Growing winter onions
Winter onions, which are planted in autumn, prefers fertile, well-moistened soil. In doing so, choose special varieties of onions and their hybrids. You also need to pay attention to what crops grew before that. For example, it is not recommended to grow winter onions in areas where potatoes, legumes, celery, parsley, and alfalfa were previously grown. This is due to the fact that there is a risk of infection of winter onions with nematodes.
The best predecessors of winter onions are cereals (with the exception of oats), beets, corn, rapeseed, peas, beans, lettuce, cucumber and mustard. Planting winter onions also has some peculiarities. So, in the fall, it will be necessary to apply 1/3 of the amount of nitrogen fertilizers to the ground - 60 kg / ha. The remaining 2/3 of the parts are applied in the spring in the same amount, but already at the beginning of the growing season and after 2-3 weeks, but not later than the third decade of April.
As you can see, planting and caring for winter onions is not as difficult as it seems at first glance.

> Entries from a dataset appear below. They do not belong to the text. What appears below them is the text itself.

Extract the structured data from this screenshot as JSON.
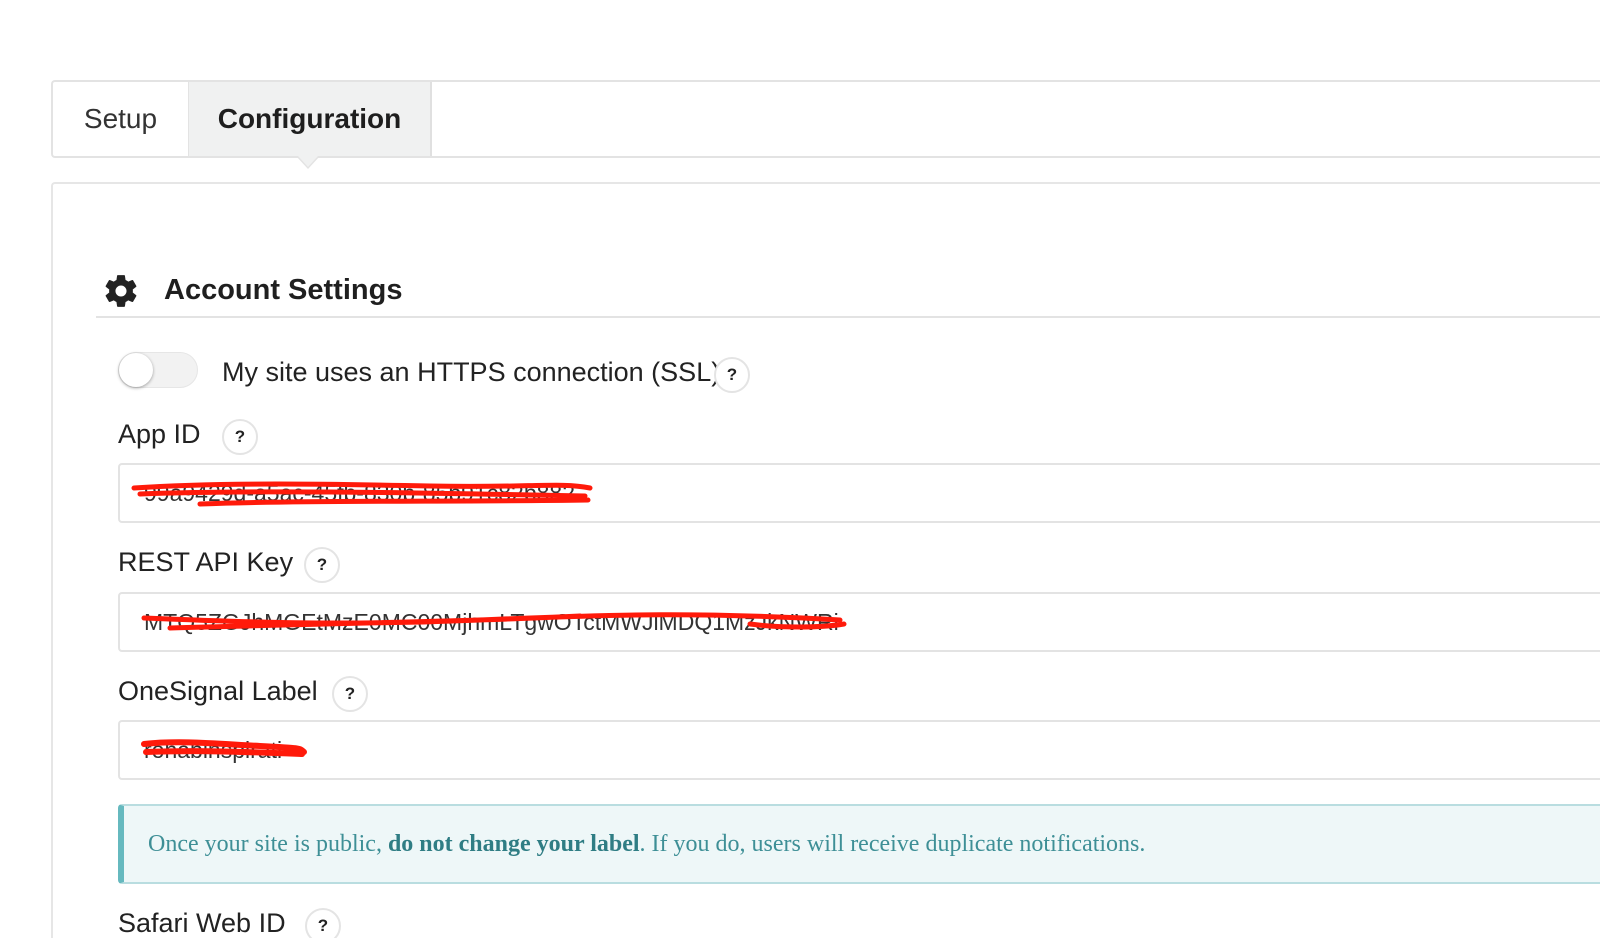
{
  "tabs": [
    {
      "label": "Setup",
      "active": false
    },
    {
      "label": "Configuration",
      "active": true
    }
  ],
  "section": {
    "title": "Account Settings",
    "icon": "gear-icon"
  },
  "https_toggle": {
    "label": "My site uses an HTTPS connection (SSL)",
    "enabled": false,
    "help": "?"
  },
  "fields": {
    "app_id": {
      "label": "App ID",
      "help": "?",
      "value": "99a9429d-a5ac-45fb-830b-85b91c82b882"
    },
    "rest_api_key": {
      "label": "REST API Key",
      "help": "?",
      "value": "MTQ5ZGJhMGEtMzE0MC00MjhmLTgwOTctMWJlMDQ1MzJkNWRi"
    },
    "onesignal_label": {
      "label": "OneSignal Label",
      "help": "?",
      "value": "rohabinspirati"
    }
  },
  "notice": {
    "prefix": "Once your site is public, ",
    "bold": "do not change your label",
    "suffix": ". If you do, users will receive duplicate notifications."
  },
  "next_field": {
    "label": "Safari Web ID",
    "help": "?"
  },
  "colors": {
    "redaction": "#ff1a0a",
    "notice_accent": "#66b9bf",
    "notice_text": "#3e8f96"
  }
}
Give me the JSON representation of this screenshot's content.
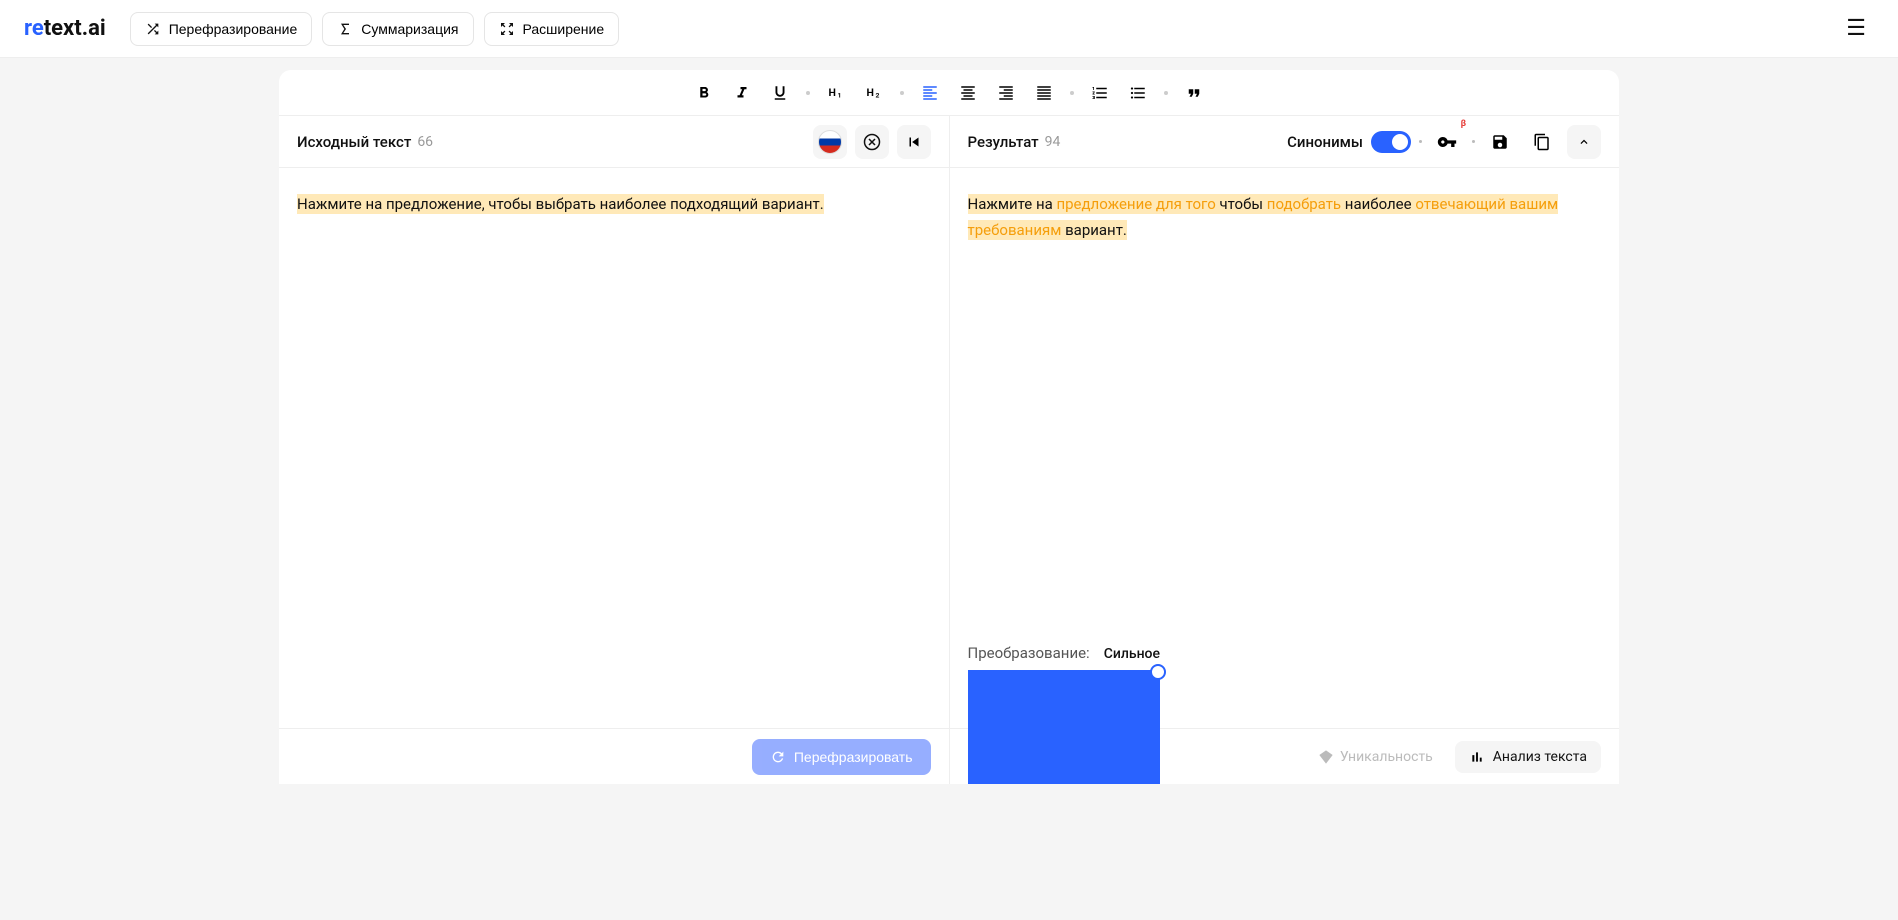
{
  "logo": {
    "prefix": "re",
    "rest": "text.ai"
  },
  "modes": {
    "rephrase": "Перефразирование",
    "summarize": "Суммаризация",
    "expand": "Расширение"
  },
  "source": {
    "title": "Исходный текст",
    "count": "66",
    "text": "Нажмите на предложение, чтобы выбрать наиболее подходящий вариант."
  },
  "result": {
    "title": "Результат",
    "count": "94",
    "synonyms_label": "Синонимы",
    "segments": [
      {
        "t": "Нажмите на ",
        "c": ""
      },
      {
        "t": "предложение для того",
        "c": "orange"
      },
      {
        "t": " чтобы ",
        "c": ""
      },
      {
        "t": "подобрать",
        "c": "orange"
      },
      {
        "t": " наиболее ",
        "c": ""
      },
      {
        "t": "отвечающий вашим требованиям",
        "c": "orange"
      },
      {
        "t": " вариант.",
        "c": ""
      }
    ],
    "beta": "β"
  },
  "footer": {
    "rephrase_btn": "Перефразировать",
    "transform_label": "Преобразование:",
    "transform_value": "Сильное",
    "uniqueness": "Уникальность",
    "analysis": "Анализ текста"
  }
}
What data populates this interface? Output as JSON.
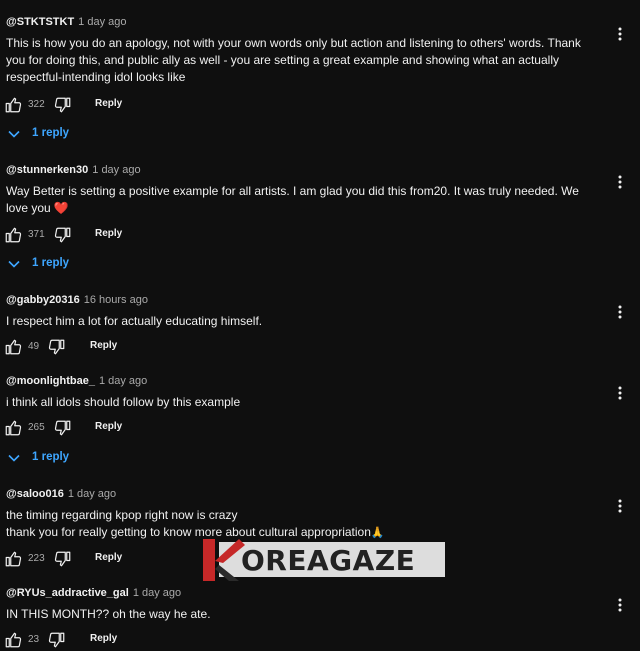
{
  "comments": [
    {
      "handle": "@STKTSTKT",
      "time": "1 day ago",
      "lines": [
        "This is how you do an apology, not with your own words only but action and listening to others' words. Thank",
        "you for doing this, and public ally as well - you are setting a great example and showing what an actually",
        "respectful-intending idol looks like"
      ],
      "likes": "322",
      "reply_label": "Reply",
      "replies_label": "1 reply"
    },
    {
      "handle": "@stunnerken30",
      "time": "1 day ago",
      "lines": [
        "Way Better is setting a positive example for all artists. I am glad you did this from20. It was truly needed. We",
        "love you"
      ],
      "emoji": "❤️",
      "likes": "371",
      "reply_label": "Reply",
      "replies_label": "1 reply"
    },
    {
      "handle": "@gabby20316",
      "time": "16 hours ago",
      "lines": [
        "I respect him a lot for actually educating himself."
      ],
      "likes": "49",
      "reply_label": "Reply"
    },
    {
      "handle": "@moonlightbae_",
      "time": "1 day ago",
      "lines": [
        "i think all idols should follow by this example"
      ],
      "likes": "265",
      "reply_label": "Reply",
      "replies_label": "1 reply"
    },
    {
      "handle": "@saloo016",
      "time": "1 day ago",
      "lines": [
        "the timing regarding kpop right now is crazy",
        "thank you for really getting to know more about cultural appropriation"
      ],
      "emoji": "🙏",
      "likes": "223",
      "reply_label": "Reply"
    },
    {
      "handle": "@RYUs_addractive_gal",
      "time": "1 day ago",
      "lines": [
        "IN THIS MONTH?? oh the way he ate."
      ],
      "likes": "23",
      "reply_label": "Reply"
    }
  ],
  "watermark": {
    "text": "OREAGAZE",
    "letter": "K"
  },
  "colors": {
    "background": "#0f0f0f",
    "text": "#f1f1f1",
    "meta": "#aaaaaa",
    "link": "#3ea6ff",
    "heart": "#e53935",
    "watermark_red": "#c62828"
  },
  "icons": {
    "like": "thumbs-up-icon",
    "dislike": "thumbs-down-icon",
    "expand": "chevron-down-icon",
    "menu": "more-vert-icon"
  }
}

I plant the first variety that is on the market, in my opinion, all the same, I plant it after the ground freezes a little. A month before planting, I dig it with manure, after planting I mulch with sawdust. There is snow, no, within reason.
I have never planted an onion before winter, but the one that grows in our greenery and which we never harvest never freezes in our region, even if there is no snow at all. I try not to apply mineral fertilizers, because they increase the acidity of the soil and feed the onions with compost.
Not only snow can save the onion from freezing, some cover the ground with special materials that do not allow the ground to freeze too much, but we prefer not to risk it.
For me, winter onions are the first spring greens that begin to break through within a couple of weeks after the snow melts. I have never tried to grow it for a turnip, only for a feather, because this is its charm. Accordingly, I am not wise with the varieties that are left (even small bulbs), I sow everything.